A man in a starched white uniform entered the compartment, carrying a dripping wet khus blind in each hand, a stool under his arm. The Englishwoman moved away from the window, saying Jaldi, jaldi — one of the first things any Englishman or woman learned in India was how to tell the Natives to hurry up — and the uniformed man apologised even as he stood on the stool, untied the dried khus blinds and replaced them with the wet ones. As soon as the first one was up, the fan positioned behind it blew cool, fragrant air through the compartment and Qayyum heard himself exhale loudly. The world turned beneficent.

The Englishwoman made an impatient rotating motion with her finger and the uniformed man rolled one of the blinds up and secured it with string so that a large square of glass was again visible, heat ballooning towards it from the plains. Immediately the Englishwoman smiled, thanking the uniformed man as though he’d done a favour rather than carried out a command, and handed him a coin — the man touched his hand to his forehead, his body language shifting into obsequiousness. In the Army, hierarchy allowed for pride, insisted on it; the salute of a sepoy to a general was always straight-backed.
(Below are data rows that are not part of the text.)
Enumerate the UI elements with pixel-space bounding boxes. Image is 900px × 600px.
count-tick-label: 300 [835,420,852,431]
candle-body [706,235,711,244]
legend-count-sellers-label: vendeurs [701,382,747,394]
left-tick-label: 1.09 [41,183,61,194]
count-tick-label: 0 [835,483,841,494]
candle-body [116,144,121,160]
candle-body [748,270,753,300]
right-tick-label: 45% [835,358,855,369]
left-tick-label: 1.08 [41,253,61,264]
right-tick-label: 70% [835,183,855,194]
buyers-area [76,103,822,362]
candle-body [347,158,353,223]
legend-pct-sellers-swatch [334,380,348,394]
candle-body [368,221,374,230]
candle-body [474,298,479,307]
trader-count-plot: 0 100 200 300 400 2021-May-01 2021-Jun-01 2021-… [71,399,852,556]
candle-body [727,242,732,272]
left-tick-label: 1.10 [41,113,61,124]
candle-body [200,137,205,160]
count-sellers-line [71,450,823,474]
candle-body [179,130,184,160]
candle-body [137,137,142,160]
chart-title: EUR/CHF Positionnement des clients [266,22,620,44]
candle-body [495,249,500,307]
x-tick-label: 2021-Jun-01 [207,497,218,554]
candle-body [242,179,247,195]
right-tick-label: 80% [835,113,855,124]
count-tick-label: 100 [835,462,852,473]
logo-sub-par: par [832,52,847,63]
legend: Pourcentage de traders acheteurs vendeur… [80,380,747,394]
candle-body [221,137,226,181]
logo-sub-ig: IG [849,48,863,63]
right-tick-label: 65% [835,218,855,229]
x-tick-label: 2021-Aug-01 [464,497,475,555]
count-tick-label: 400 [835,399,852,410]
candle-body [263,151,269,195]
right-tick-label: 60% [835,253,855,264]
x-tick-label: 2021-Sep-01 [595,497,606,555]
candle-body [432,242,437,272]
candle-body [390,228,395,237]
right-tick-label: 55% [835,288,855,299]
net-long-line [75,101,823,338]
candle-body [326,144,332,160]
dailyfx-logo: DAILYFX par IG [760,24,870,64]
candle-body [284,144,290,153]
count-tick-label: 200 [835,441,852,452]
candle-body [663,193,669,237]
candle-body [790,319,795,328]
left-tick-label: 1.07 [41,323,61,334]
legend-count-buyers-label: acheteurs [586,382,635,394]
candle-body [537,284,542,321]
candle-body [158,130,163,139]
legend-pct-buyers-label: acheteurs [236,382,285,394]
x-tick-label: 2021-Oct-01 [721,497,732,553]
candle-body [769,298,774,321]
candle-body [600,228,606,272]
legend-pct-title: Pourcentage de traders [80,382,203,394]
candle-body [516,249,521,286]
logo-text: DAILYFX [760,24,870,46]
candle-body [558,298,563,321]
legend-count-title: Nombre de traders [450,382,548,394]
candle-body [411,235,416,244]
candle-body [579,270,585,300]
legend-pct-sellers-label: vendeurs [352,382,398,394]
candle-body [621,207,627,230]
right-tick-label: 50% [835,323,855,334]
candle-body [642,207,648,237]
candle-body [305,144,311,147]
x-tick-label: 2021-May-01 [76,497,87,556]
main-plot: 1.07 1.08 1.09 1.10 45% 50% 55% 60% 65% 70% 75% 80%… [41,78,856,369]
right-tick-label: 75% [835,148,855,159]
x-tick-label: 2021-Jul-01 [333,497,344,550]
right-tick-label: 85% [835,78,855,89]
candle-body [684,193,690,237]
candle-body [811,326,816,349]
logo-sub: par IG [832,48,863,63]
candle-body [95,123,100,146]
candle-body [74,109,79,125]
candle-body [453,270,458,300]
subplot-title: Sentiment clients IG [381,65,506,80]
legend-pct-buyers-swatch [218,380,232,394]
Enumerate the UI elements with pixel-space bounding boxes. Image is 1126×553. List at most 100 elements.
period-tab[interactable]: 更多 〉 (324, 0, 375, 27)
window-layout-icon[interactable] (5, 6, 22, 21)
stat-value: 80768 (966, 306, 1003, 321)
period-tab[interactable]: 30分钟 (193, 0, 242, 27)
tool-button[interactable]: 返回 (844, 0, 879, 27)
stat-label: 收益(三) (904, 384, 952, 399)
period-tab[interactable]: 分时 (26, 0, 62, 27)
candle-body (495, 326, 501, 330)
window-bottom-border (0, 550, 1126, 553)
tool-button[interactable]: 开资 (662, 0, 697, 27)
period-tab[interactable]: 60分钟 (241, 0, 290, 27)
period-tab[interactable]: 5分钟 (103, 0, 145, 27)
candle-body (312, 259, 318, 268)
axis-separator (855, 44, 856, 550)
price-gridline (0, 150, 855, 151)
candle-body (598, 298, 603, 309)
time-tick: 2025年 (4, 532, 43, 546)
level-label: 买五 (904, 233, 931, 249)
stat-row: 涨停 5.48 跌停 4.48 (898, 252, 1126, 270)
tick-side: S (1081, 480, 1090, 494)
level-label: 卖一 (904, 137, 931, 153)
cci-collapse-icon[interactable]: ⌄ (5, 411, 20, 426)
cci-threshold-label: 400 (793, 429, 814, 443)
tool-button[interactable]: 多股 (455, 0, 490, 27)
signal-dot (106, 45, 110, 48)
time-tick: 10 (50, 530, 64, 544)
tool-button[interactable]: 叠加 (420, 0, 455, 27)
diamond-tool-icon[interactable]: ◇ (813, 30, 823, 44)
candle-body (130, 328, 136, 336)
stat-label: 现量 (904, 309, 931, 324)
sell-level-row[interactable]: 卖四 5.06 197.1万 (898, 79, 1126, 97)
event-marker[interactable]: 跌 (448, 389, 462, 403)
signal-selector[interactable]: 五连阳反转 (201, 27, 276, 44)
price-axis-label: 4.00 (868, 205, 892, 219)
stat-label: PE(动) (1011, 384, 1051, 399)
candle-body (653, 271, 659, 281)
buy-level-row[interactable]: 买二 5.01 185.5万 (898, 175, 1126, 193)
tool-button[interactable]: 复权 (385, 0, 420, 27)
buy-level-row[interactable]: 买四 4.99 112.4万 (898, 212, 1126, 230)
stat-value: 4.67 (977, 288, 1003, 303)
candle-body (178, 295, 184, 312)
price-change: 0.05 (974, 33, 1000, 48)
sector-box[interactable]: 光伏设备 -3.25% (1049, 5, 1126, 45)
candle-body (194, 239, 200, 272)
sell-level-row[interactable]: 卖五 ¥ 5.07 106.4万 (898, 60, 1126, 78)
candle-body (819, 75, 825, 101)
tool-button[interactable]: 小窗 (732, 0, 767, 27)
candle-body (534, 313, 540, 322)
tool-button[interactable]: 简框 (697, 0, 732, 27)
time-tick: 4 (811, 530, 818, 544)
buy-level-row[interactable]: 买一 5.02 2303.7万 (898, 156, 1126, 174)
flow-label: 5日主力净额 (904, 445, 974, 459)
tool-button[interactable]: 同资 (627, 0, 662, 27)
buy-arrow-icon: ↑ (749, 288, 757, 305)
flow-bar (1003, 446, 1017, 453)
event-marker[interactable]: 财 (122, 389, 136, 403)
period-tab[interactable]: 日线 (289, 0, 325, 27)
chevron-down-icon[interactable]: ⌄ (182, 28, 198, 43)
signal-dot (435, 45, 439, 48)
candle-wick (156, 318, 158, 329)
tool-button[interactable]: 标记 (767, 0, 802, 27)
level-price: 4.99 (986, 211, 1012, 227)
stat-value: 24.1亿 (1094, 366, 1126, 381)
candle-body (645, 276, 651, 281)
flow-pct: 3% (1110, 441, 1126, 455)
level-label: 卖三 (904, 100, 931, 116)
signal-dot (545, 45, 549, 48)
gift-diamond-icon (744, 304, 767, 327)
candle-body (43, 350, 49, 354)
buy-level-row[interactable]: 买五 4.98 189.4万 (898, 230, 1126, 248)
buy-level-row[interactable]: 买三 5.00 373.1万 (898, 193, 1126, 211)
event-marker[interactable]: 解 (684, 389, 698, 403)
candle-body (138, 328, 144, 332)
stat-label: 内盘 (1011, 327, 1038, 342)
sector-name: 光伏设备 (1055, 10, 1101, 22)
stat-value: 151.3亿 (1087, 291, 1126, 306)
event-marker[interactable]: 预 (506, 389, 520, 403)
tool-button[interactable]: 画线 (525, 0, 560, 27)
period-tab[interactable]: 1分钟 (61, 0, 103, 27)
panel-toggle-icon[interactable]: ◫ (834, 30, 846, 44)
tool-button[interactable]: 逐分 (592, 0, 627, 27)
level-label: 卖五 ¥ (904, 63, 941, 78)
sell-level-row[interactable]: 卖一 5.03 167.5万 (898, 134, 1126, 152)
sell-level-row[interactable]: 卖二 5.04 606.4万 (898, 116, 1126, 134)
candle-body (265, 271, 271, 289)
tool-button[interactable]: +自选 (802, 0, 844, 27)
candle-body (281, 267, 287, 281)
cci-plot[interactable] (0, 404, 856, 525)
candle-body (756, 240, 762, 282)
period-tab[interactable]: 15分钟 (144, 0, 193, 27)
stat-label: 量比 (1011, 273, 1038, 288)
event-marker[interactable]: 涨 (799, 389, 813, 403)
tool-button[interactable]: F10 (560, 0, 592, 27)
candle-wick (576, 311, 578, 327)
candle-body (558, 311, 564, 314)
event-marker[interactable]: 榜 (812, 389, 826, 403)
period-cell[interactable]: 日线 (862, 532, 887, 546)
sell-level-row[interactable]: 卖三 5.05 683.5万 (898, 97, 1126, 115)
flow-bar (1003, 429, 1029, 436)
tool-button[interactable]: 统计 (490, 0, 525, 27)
The Englishwoman reached into her bag, pulled out a bread roll and broke it in two. The faint scent of it an echo carried across the sea. Fresh loaves of bread at the station stop in Marseilles on the way to the Front.

— You’re a Pathan?

The Englishwoman was standing in the space between the two rows of seats, holding out half the bread roll. Her hand freckled like the shoulder of the French girl. Qayyum shook his head, far more vigorously than was needed to indicate a lack of appetite. She gave him a look before she sat down, one which said, Are you in any position to refuse a kindness? He put a hand up to his face.

The fluttering of the blinds, the dripping of water which streaked the window and created the illusion of rain — these sounds grew louder, magnified by the silence between the man and the woman which was entirely different to the silence which had preceded it. Qayyum cleared his throat, leaned forward.

— Yes, I am Pathan.

He never thought of himself that way before the Army. His great-grandfather had left the Yusufzai lands decades before Qayyum was born, and so Qayyum was a Peshawari, a city-dweller, with Hindko not Pashto as his first language. Those Pashtuns! his grandfather liked to say, with the superior air of a man who believes he has escaped into a better destiny. But in the Army Qayyum was told he was a Yusufzai of the 40th Pathans and, in the company of the other Yusufzai of the regiment who called him their kinsman and said the air of Peshawar couldn’t thin Yusufzai blood, he learned to think of himself as just that. Why, in the Army, would you be anything but a Pathan — the word itself exploded from the lips of the English officers like a cannonball, straight and true.

— You’re going to Peshawar?

— Yes. My home.

— Have you ever heard of Scylax?

— I don’t know any Englishmen in Peshawar.